The third-cohort effect
A very cool thing about our work is when we get to work with the same company over and over as they grow. We see an initial cohort of their managers in their early growth. And then later a new crop. And then another. We have client organizations where we’ve seen leads grow to managers, to directors, to VPs. Orgs where we’ve met hundreds of their managers, spanning years.
And one thing we talk about is what starts to happen in the third cohort. By the third cohort we’re often working with leaders whose own bosses we’ve already met, and who have had a year or more to put their skills into practice. When you ask them things like, “how many of you have regular, useful 1:1s with your own boss?” every hand goes up. How does feedback flow in your team? What are the org’s priorities? How do we determine compensation? Over and over the third-cohort folks have clear, positive, shoulders-down answers to these questions. It doesn’t even seem particularly odd to them.
This is hard to do, to be clear, but their orgs are doing it. They’re doing it in a variety of countries, under a gradient of economic systems from US-capitalism, to more socialist/labour-forward Northern European economies, to pan-global orgs where the Singapore folks join in PJs while the Berliners sip beer and the LA folks look like they just woke up. They ask questions, they reflect, they joke with each other, and they talk about what kind of culture they want to create and how to take care of their people. They aren’t cynical, and they aren’t naïve either. They’re in there doing the work.
Like, what can we say? Yes, late-stage capitalism is a mess. But also yes, these people are finding meaning and connection and fulfillment in their work despite it. And yes it is a repeatable phenomenon. And yes it can happen in your workplace, too. But it takes more nuance than the hardcore grindset failsons. And it takes more vulnerability than calling it all an inevitability of the system and walking away. And it takes a lot of hard work.
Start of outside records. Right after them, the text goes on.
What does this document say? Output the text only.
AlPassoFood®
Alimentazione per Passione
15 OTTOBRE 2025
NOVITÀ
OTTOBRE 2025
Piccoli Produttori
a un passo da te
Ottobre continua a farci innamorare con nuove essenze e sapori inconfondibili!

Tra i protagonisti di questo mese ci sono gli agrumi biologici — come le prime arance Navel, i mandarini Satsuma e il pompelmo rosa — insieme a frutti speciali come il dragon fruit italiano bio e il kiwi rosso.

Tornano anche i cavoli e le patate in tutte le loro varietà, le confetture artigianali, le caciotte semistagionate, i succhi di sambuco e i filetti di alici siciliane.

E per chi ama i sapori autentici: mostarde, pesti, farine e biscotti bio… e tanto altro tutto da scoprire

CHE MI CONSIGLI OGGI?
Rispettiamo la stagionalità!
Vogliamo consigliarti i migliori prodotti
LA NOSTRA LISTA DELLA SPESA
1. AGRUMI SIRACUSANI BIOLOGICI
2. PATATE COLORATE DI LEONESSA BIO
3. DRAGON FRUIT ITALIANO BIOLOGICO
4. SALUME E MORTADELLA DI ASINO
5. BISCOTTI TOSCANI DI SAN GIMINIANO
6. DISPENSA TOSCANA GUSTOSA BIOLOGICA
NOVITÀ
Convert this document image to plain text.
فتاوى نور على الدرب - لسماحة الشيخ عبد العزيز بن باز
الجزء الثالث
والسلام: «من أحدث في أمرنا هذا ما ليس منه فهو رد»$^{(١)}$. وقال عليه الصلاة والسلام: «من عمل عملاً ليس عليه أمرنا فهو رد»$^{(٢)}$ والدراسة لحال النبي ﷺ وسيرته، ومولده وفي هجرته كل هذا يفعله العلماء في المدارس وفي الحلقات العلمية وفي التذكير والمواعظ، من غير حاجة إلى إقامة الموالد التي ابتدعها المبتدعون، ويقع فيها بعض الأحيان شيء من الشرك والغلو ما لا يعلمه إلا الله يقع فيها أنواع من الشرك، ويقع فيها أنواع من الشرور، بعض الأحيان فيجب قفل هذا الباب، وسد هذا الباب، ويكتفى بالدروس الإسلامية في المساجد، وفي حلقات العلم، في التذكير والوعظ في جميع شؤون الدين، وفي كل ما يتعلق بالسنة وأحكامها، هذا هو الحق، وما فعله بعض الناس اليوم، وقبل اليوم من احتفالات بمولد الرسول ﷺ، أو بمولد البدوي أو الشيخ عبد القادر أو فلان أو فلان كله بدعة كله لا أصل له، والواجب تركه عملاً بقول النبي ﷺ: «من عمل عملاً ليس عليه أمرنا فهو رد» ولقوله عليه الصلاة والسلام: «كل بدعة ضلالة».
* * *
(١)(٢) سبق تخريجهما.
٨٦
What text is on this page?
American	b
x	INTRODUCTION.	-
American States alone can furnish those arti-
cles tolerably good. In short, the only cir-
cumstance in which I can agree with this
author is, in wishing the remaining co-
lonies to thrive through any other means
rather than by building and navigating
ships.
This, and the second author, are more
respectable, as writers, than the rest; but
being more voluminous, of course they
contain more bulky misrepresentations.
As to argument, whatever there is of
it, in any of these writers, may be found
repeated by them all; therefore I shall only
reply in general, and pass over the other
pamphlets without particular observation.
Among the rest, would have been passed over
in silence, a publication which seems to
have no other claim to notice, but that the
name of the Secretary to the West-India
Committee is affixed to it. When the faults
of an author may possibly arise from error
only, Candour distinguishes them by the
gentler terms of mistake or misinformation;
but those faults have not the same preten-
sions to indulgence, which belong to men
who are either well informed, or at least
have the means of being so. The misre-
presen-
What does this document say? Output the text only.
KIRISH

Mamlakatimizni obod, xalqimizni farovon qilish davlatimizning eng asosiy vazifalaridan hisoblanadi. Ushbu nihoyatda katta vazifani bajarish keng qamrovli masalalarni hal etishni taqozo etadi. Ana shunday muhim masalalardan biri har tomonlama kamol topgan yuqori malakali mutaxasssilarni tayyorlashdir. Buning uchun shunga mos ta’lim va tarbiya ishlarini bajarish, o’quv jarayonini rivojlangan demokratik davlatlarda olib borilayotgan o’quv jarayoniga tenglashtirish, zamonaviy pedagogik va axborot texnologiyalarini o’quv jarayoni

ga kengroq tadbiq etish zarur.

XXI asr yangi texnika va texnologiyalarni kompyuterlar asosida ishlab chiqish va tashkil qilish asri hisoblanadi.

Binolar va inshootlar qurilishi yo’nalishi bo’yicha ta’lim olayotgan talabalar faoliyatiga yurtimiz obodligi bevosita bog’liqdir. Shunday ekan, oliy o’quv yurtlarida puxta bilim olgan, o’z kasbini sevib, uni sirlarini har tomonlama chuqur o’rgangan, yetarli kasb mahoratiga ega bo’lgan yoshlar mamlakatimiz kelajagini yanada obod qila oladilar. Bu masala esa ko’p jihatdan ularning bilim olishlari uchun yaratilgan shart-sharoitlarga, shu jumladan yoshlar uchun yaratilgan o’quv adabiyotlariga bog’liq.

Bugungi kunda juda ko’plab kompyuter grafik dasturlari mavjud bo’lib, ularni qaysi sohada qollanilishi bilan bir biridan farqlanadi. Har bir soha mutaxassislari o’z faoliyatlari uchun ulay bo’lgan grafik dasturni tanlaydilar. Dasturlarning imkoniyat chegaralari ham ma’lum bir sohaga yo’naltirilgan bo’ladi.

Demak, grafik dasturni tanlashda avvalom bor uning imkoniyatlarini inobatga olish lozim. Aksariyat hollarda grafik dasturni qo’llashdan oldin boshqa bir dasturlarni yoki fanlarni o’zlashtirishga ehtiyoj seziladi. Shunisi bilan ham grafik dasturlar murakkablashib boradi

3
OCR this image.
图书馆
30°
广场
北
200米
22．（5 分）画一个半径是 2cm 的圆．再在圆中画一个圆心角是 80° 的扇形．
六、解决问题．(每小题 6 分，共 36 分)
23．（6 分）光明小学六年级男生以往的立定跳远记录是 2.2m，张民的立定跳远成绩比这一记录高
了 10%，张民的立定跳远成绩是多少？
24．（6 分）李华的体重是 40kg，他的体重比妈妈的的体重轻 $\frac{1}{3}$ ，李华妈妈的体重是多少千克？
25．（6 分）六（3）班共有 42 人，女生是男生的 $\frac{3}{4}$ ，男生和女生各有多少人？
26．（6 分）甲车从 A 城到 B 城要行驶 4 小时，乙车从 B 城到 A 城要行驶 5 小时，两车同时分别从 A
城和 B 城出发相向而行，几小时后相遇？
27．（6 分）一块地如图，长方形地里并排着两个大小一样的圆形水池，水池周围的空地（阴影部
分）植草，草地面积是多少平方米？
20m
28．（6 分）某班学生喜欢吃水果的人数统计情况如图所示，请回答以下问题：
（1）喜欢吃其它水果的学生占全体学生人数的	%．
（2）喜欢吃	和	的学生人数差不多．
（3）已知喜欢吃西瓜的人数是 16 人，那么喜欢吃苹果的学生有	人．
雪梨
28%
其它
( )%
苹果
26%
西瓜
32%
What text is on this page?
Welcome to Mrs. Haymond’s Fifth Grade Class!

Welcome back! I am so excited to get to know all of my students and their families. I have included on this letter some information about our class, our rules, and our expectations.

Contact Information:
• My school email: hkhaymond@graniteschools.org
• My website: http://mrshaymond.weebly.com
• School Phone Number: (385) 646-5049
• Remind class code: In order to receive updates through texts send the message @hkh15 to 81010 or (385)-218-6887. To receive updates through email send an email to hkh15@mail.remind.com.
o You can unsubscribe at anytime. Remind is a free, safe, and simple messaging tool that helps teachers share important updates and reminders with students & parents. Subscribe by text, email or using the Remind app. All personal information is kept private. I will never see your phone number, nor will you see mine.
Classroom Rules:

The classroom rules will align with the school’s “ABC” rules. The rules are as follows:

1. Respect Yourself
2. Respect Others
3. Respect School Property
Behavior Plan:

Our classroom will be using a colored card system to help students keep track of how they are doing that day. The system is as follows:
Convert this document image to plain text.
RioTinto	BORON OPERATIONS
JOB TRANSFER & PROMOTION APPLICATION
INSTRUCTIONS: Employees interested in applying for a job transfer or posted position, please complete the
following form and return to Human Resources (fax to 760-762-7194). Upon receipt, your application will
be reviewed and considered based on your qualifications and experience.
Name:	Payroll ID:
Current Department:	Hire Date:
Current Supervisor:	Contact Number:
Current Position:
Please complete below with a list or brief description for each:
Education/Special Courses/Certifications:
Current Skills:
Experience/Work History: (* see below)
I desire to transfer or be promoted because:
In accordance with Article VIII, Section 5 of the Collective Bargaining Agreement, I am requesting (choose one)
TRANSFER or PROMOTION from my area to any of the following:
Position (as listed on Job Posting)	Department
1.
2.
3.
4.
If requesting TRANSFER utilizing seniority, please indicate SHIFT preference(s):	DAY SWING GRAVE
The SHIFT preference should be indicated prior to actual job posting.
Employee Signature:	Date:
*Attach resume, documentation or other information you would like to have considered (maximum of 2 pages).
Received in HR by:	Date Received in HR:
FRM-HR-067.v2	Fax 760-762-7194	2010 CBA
It takes actually reckoning with how power works in organizations and how, especially if you’re in management, to honour and navigate that instead of pretending it away. It takes a ton of skill-building, and humility about how weak those skills are for most people in management. It takes being willing to push back on your own bosses, sometimes at the risk of losing your own job, and sometimes on your way out the door if the differences really are irreconcilable. You can learn how to do these things. You can make things better.
But you don’t have to. You can check out and cash your pay and have Chat summarize your meetings and have Claude write your emails and tell yourself that anything more than that is being a shill for the system. You can give your friend at the coffee shop the same advice. If that’s what you need to do to get by, okay.
All we’re saying is that it could be good.